What approach is considered best practice?

Please provide proof from within the FreeBSD documentation or other official material if possible


----------



## zirias@ (Sep 8, 2022)

badasahog said:


> There I was informed that I should instead install using `pkg install nvidia-driver` instead of search through a list of drivers.


Yes. Either that or some older version (`nvidia-driver-xxx`) if you own some older GPU that's not supported any more in the most recent version.


badasahog said:


> Yet another person commented that I should download and install the gpu drivers from the official nvidia website.


That's *not* recommended at all. Not only would that circumvent `pkg`, so you'd have no control over the files it installed, it also does problematic things like just replacing libraries installed by other packages.

The official FreeBSD ports/packages just repackage original nvidia drivers in a clean way.


----------



## mer (Sep 8, 2022)

Having a system with nvidia gpu and discussions with lots of folks, I  agree with zirias@ "You do not want to install from NVIDIA website UNLESS you are the port maintainer and working through updating the port".

I've alway done pkg install of the correct version.
The correct version is the trick:  It depends on the exact GPU you are using.
pkg install nvidia-driver will typically install just about the latest version from Nvidia.  Currently, I think it's v510.
BUT (big but here):
Nvidia routinely drops support for what they consider older GPUs when they release a new version, so if you install nvidia-driver, get 510 but have an older GPU that may not be the right version.  I ran into that.
That's why if you do pkg search nvidia-driver you see packages for 
510, 470, 390, 340 and 304.
Figure out which version is appropriate for your specific hardware (that's where the nvidia website comes in handy to me) and install that.  Alot of "which version" depends on the pci id of the GPU.

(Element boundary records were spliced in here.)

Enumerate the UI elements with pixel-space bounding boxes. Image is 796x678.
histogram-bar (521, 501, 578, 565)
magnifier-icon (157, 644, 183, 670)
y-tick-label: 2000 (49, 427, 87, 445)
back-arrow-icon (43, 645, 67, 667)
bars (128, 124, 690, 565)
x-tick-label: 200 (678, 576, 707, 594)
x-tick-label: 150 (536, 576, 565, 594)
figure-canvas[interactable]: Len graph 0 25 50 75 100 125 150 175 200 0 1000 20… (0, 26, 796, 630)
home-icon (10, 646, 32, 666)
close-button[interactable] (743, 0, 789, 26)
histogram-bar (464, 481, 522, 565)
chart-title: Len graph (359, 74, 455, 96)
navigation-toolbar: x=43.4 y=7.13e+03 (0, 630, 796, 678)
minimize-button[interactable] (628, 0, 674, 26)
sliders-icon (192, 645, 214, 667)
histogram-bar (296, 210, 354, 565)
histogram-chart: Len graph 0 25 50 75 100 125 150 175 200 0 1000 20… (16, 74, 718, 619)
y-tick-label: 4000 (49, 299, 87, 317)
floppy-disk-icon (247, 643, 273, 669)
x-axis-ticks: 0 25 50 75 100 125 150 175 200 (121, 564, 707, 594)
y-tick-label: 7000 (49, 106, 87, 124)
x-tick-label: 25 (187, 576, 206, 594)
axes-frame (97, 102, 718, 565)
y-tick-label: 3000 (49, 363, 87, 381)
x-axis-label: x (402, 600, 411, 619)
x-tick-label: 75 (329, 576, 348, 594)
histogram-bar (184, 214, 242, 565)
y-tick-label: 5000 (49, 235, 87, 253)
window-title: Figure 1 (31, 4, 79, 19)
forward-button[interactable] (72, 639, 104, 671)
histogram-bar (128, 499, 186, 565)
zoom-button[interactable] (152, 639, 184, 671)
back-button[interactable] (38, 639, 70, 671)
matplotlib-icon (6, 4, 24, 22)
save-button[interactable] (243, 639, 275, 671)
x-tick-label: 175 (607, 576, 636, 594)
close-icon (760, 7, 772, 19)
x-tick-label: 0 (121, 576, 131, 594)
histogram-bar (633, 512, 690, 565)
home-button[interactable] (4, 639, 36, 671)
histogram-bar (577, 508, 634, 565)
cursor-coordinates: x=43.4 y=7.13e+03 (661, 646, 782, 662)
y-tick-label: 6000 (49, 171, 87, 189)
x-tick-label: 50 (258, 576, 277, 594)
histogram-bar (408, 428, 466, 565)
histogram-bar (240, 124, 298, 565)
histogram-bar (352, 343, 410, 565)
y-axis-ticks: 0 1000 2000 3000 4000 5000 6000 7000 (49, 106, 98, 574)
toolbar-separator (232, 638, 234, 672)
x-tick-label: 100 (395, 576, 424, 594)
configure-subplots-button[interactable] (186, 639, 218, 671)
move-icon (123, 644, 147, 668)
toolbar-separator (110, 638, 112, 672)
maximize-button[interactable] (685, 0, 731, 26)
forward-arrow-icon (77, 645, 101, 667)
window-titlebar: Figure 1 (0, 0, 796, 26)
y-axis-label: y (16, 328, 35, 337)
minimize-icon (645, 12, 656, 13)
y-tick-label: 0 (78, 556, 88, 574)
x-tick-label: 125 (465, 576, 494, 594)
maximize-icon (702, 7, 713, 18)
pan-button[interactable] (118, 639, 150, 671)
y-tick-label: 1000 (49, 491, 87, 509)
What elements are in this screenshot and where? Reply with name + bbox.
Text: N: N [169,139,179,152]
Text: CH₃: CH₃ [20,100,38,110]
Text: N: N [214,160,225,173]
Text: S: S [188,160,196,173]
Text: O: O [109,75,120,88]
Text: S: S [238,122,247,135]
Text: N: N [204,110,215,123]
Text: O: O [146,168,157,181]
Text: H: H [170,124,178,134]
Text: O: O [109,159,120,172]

Proof from official documentation is go look in the ports tree, the Makefile for nvidia-driver and see what version it calls out.


----------



## kpedersen (Sep 8, 2022)

badasahog said:


> Please provide proof from within the FreeBSD documentation or other official material if possible


Proof is that the handbook describes the ports/packages method and completely ignores the upstream tarball from NVIDIA's site:

https://docs.freebsd.org/en/books/handbook/x11/#x-config-video-cards

Grabbing the drivers from upstream is an old fashioned "Windows-centric" consumer approach. Computers are more varied and complex than that once you step outside the box (which admittedly 99% of people don't tend to).

That said, the handbook also doesn't mention the kldload / kld_list of `nvidia-modeset` (and `nvidia`). The handbook still needs some work here. However do note that if you install the package, you will be given these instructions on-screen.

Edit: This section seems to be mislabeled and also a little bit out of date but does detail the nvidia card setup specifically:

https://docs.freebsd.org/en/books/handbook/x11/#x-compiz-video-card


----------



## mer (Sep 8, 2022)

kpedersen said:


> Edit: This section seems to be mislabeled and also a little bit out of date but does detail the nvidia card setup specifically:


Yep especially with newer X doing lots dynamically and only need some "stub" files.  We've got examples in this forum for that.

Hmm.  maybe someone should write a docs bug/patch or something with updated information.


----------



## kpedersen (Sep 8, 2022)

There are a few bits that could do with improving:

https://cgit.freebsd.org/doc/blame/documentation/content/en/books/handbook/x11/_index.adoc

Currently just looking into some quick AsciiDoc related tools and might submit some changes:

https://docs.freebsd.org/en/books/fdp-primer/asciidoctor-primer/

This X11 part of the handbook has been rather messy for a while. It never really caught up since the LinuxKPI / KMS part was introduced.


----------



## mer (Sep 8, 2022)

kpedersen said:


> This X11 part of the handbook has been rather messy for a while. It never really caught up since the LinuxKPI / KMS part was introduced.


Yep.  That's why this forum gets riled up when someone says "follow the handbook", then jumps in "but the handbook is wrong", blah blah blah 

SirDice posted something within the last 5 days about the code snippet for an X config stub for nvidia;  that should make it into the handbook instead of the "modify the xorg.conf file".


----------



## zirias@ (Sep 8, 2022)

kpedersen said:


> Currently just looking into some quick AsciiDoc related tools


For working on the doc repo, install metaport textproc/docproj, it depends on everything needed for a full build.


----------



## badasahog (Sep 8, 2022)

Is it `pkg install nvidia-driver` or `pkg install x11/nvidia-driver`?


----------



## mer (Sep 8, 2022)

badasahog said:


> Is it `pkg install nvidia-driver` or `pkg install x11/nvidia-driver`?


"Yes"
either one works.  the port lives in /usr/ports/x11/nvidia-driver, but when you are doing pkg install nvidia-driver gets to the same point.


----------